Já dissemos nesta coluna que o PT é um partido tão combativo que, quando não há contra quem combater, os petistas combatem entre si. Já dissemos também que, em se tratando do PT, nada é simples, quase tudo acaba em confusão – acaba sem acabar.

Por estas e outras facetas é que o partido só não desonera nacionalmente porque ainda gravita em torno de sua principal estrela, o presidente Lula.

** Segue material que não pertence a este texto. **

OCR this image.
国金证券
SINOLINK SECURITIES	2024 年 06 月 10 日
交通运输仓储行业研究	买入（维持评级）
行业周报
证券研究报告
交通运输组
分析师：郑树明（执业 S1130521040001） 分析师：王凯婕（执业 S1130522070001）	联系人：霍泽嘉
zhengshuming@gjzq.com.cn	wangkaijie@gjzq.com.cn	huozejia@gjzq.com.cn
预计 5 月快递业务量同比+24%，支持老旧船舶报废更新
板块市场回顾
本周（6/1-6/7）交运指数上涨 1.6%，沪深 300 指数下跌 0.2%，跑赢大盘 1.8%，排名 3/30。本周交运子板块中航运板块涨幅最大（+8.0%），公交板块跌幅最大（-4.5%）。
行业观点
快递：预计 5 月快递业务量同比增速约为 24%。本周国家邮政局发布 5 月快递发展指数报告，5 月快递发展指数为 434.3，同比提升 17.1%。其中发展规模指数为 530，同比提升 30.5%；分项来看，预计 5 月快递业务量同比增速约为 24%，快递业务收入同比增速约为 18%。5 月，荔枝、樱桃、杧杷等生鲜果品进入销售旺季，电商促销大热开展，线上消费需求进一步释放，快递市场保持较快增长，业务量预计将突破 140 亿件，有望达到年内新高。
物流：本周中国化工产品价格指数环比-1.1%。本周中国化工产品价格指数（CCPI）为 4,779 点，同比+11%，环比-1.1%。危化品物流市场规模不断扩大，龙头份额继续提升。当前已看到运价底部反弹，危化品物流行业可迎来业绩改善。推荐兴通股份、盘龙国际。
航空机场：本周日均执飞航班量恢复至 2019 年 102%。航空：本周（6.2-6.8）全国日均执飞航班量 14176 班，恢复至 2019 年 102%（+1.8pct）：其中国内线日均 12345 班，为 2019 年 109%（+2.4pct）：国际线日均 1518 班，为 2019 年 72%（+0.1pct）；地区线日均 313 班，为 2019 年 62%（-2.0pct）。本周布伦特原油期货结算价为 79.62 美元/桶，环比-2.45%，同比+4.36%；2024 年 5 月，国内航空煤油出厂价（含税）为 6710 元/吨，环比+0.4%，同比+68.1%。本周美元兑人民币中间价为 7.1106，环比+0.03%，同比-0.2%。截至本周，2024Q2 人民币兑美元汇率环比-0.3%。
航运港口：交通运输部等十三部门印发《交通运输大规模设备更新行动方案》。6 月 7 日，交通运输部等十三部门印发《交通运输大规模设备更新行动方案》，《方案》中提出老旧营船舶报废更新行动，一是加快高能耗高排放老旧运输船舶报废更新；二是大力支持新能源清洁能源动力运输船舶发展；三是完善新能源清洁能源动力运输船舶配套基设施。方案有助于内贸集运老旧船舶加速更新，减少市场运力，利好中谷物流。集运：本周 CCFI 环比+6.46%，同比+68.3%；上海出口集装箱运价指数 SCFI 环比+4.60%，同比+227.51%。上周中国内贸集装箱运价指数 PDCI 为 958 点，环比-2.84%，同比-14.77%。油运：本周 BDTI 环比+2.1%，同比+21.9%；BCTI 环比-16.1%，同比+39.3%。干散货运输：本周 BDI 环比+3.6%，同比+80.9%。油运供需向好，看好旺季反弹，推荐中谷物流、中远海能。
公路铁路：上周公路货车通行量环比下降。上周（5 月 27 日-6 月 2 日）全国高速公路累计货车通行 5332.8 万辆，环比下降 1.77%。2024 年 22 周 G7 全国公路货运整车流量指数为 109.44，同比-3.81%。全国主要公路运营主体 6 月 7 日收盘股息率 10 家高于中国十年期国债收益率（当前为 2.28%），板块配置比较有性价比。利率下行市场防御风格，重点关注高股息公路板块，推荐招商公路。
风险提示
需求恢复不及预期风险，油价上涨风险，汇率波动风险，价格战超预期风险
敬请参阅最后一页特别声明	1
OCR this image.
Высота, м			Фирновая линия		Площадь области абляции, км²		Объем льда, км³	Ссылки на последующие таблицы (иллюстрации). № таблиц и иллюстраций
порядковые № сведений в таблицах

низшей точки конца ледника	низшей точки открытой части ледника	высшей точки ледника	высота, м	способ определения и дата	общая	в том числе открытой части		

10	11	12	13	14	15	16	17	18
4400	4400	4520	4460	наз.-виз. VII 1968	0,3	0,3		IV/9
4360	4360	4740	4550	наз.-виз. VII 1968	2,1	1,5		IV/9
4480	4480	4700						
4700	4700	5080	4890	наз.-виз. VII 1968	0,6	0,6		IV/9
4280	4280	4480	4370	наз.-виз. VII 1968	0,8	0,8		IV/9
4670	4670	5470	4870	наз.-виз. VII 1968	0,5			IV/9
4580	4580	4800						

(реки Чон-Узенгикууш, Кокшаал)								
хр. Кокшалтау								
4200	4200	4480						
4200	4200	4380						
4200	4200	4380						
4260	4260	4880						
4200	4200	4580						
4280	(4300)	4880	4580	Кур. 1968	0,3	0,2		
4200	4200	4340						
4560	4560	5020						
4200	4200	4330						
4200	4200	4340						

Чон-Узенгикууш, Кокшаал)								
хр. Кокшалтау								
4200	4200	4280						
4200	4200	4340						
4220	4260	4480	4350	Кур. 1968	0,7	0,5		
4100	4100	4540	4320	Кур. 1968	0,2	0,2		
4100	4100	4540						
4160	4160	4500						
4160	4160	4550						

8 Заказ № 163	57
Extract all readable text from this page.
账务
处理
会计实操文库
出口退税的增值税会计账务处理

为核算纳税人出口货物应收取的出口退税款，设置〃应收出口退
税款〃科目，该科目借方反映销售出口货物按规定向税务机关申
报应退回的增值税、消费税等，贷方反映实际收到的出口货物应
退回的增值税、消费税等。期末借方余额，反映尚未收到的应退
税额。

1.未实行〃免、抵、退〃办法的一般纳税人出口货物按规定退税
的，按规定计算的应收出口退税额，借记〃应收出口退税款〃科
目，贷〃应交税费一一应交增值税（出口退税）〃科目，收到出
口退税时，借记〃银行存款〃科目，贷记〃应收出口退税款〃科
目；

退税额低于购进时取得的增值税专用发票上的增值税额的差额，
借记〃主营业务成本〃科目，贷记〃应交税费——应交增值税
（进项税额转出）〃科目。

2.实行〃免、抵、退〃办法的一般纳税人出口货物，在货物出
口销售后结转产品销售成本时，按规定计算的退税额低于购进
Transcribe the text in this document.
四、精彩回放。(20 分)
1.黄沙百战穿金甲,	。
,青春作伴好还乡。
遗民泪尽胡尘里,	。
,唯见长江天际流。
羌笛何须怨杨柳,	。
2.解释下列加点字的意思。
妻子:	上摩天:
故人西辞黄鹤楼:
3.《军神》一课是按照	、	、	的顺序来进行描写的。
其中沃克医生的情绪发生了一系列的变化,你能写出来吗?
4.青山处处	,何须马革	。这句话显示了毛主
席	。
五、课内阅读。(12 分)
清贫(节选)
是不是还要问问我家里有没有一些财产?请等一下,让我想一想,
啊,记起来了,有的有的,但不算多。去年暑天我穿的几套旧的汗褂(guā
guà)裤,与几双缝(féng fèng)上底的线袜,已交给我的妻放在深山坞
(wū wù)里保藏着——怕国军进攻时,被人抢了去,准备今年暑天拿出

Não fosse por isso, não fosse pela centralização em torno da popularidade avassaladora de Lula, e o PT se acabava numa guerra interna, até porque é um partido cheio de tendências profundas e violentamente contraditórias. Até parece que petista que se preze não gosta de petista.

Por aqui, o PT tem uma tendência mais forte que as outras: é a tendência ao escândalo, a beligerância interna, a fazer tempestade em copo d’água. Aqui, falta uma liderança consensual, porque para conseguir exercer uma liderança mais ou menos nestes termos dentro do PT é preciso ter um poder de urna (como o de Lula), que nenhum petista tem.

Sábado foi dia de mais uma reunião do PT, para definir se a legenda será oposição ou situação ao governador eleito Ricardo Coutinho. Rodrigo Soares – que, seja como for, manteve-se coerente à sua posição, seja essa posição coerente ou não – não tem a força argumentativa para fixar o PT na oposição, mas tem a caneta de presidente e, logo, o poder de exercer as manobras que o cargo permite.

E assim fez. Em tese, o conturbado encontro definiu que o partido será oposição a Ricardo Coutinho. Mas, na prática, a validade do resultado deverá ser questionada pelos coutistas (ou petistas ricardistas) tanto internamente quanto talvez até na justiça.

Ademais, os deputados estaduais eleitos Luciano Cartaxo e Anísio Maia, que se retiraram do encontro, não parecem dispostos a acatar a vontade de Rodrigo Soares. Só o terceiro eleito do partido para a Assembleia Legislativa, Frei Anastácio, deve apoiar o presidente. O resultado da reunião foi legitimamente petista: dividido e indefinido.